Btw, since you ask me, let me ask you, would you tolerate this assault on your Congress?


Jim S

Mr Roberts,
I read your article on the Uyghurs and the BRI with interest. I think we agree that China's fears of clandestine activity in the NW are founded. The Party's security measures have thus far been effective. It's ironic that the BRI further exposes China to the extremist activity which it must be secured against; actually, this poses something of a strategic dilemma for China, doesn't it? China's economic future rests with the BRI and trade with Muslim countries, but China wishes to avoid becoming entangled in the politics of Islam. The Uyghurs aside, what is China's approach to tensions between Turkey and Iran? Most maps of the BRI have it connecting Tehran and Istanbul (until recently they also connected Kiev and Moscow).

This question may be of interest to a forum filled with ME specialists. Incidentally, stories of the re-education camps are beginning to percolate through Muslim consciousness. Those stories don't seem to paint as favorable a picture as your article.

As for Tiananmen, for the purposes of discussion I'm willing to accept the claim of three dozen soldiers and policemen killed if you are willing to discuss the 3,000 to 10,000 civilians killed when the PLA cleared the square. The streets ran red with blood.

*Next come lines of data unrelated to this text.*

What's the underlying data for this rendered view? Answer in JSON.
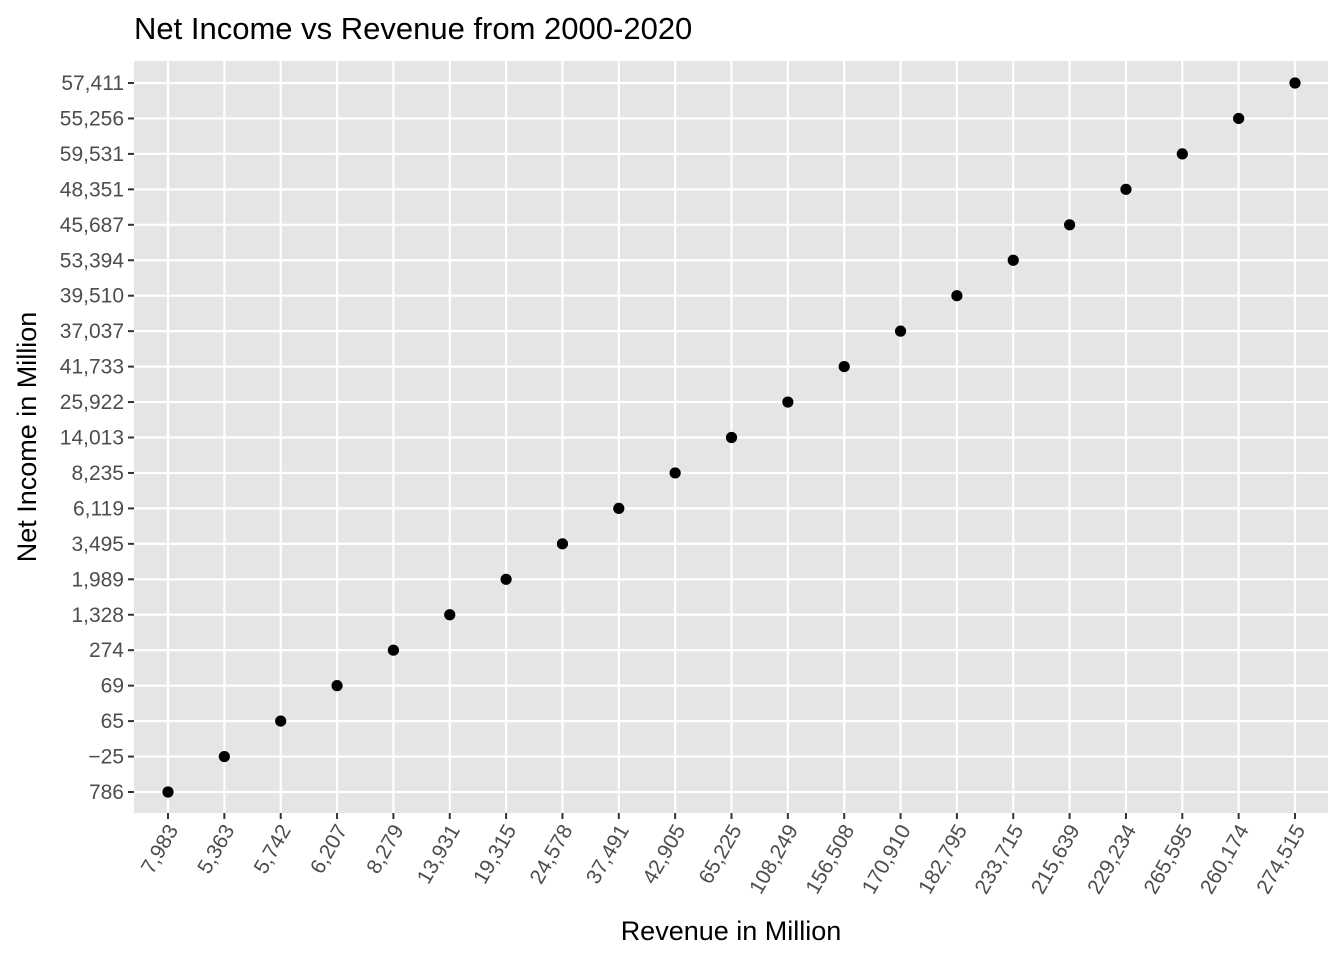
{
  "chart_data": {
    "type": "scatter",
    "title": "Net Income vs Revenue from 2000-2020",
    "xlabel": "Revenue in Million",
    "ylabel": "Net Income in Million",
    "x_scale": "categorical",
    "y_scale": "categorical",
    "x_categories": [
      "7,983",
      "5,363",
      "5,742",
      "6,207",
      "8,279",
      "13,931",
      "19,315",
      "24,578",
      "37,491",
      "42,905",
      "65,225",
      "108,249",
      "156,508",
      "170,910",
      "182,795",
      "233,715",
      "215,639",
      "229,234",
      "265,595",
      "260,174",
      "274,515"
    ],
    "y_categories": [
      "786",
      "−25",
      "65",
      "69",
      "274",
      "1,328",
      "1,989",
      "3,495",
      "6,119",
      "8,235",
      "14,013",
      "25,922",
      "41,733",
      "37,037",
      "39,510",
      "53,394",
      "45,687",
      "48,351",
      "59,531",
      "55,256",
      "57,411"
    ],
    "points": [
      {
        "x": "7,983",
        "y": "786"
      },
      {
        "x": "5,363",
        "y": "−25"
      },
      {
        "x": "5,742",
        "y": "65"
      },
      {
        "x": "6,207",
        "y": "69"
      },
      {
        "x": "8,279",
        "y": "274"
      },
      {
        "x": "13,931",
        "y": "1,328"
      },
      {
        "x": "19,315",
        "y": "1,989"
      },
      {
        "x": "24,578",
        "y": "3,495"
      },
      {
        "x": "37,491",
        "y": "6,119"
      },
      {
        "x": "42,905",
        "y": "8,235"
      },
      {
        "x": "65,225",
        "y": "14,013"
      },
      {
        "x": "108,249",
        "y": "25,922"
      },
      {
        "x": "156,508",
        "y": "41,733"
      },
      {
        "x": "170,910",
        "y": "37,037"
      },
      {
        "x": "182,795",
        "y": "39,510"
      },
      {
        "x": "233,715",
        "y": "53,394"
      },
      {
        "x": "215,639",
        "y": "45,687"
      },
      {
        "x": "229,234",
        "y": "48,351"
      },
      {
        "x": "265,595",
        "y": "59,531"
      },
      {
        "x": "260,174",
        "y": "55,256"
      },
      {
        "x": "274,515",
        "y": "57,411"
      }
    ],
    "grid": true,
    "legend": "none",
    "colors": {
      "panel_background": "#e5e5e5",
      "grid": "#ffffff",
      "points": "#000000",
      "tick_text": "#4d4d4d"
    }
  }
}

That's not suppression? When Deng received the report of the death toll, he is said to have been quite surprised it was so low; some believe he had been willing to accept 100,000 deaths to break up to protests. So perhaps you are correct that by the Party's standards it wasn't suppression. What lessons from Tiananmen will the Party apply to Hong Kong?

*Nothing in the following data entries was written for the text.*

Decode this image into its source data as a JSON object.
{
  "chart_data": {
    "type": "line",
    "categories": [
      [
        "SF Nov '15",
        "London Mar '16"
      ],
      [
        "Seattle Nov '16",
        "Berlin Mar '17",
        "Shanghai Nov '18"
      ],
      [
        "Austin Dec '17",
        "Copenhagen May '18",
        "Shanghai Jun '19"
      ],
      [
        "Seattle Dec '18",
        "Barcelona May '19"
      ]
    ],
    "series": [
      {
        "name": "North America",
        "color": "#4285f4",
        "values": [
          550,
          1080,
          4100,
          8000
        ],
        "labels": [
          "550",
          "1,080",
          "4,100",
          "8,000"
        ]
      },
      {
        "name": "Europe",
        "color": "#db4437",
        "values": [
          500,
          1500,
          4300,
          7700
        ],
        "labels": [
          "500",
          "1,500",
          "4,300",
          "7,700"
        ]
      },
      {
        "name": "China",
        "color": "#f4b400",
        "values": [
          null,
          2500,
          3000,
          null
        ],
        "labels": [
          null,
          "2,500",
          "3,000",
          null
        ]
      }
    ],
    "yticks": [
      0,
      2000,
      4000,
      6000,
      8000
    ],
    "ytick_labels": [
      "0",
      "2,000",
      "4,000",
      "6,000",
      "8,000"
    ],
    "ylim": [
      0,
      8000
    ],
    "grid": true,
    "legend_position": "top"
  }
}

BTW, would you care to provide the CCP spin on 2.5 million Uighyurs in concentration camps? Re-education?

No way that I care, since, as I have already left crystal clear, I have no idea on CCP spin, but occurs to me that those may well be ISIS Uyghurs, couldn´t they be? Thus, yes, re-education may be then a possibility. In the end, what wpuld you prefer, re-education, or obliteration by the Russian Air Forces in Idlib?


Do you have any information on what Turkey is doing in Qatar? I know that Turkey is building a new air base there. It should be finished soon, I would think. And Turkey reportedly plans to station as many as ten thousand troops there. Is that accurate? Do you know how many Turkish troops are stationed in Qatar at the moment? There could be at least three thousand right now?

Why? What is all this about?

Eugene Owens

TI -

And it has been a Turkish puppet state for 45 years. Ankara seems happy with that. Would that change in the future as Colonel Lang thinks - who knows?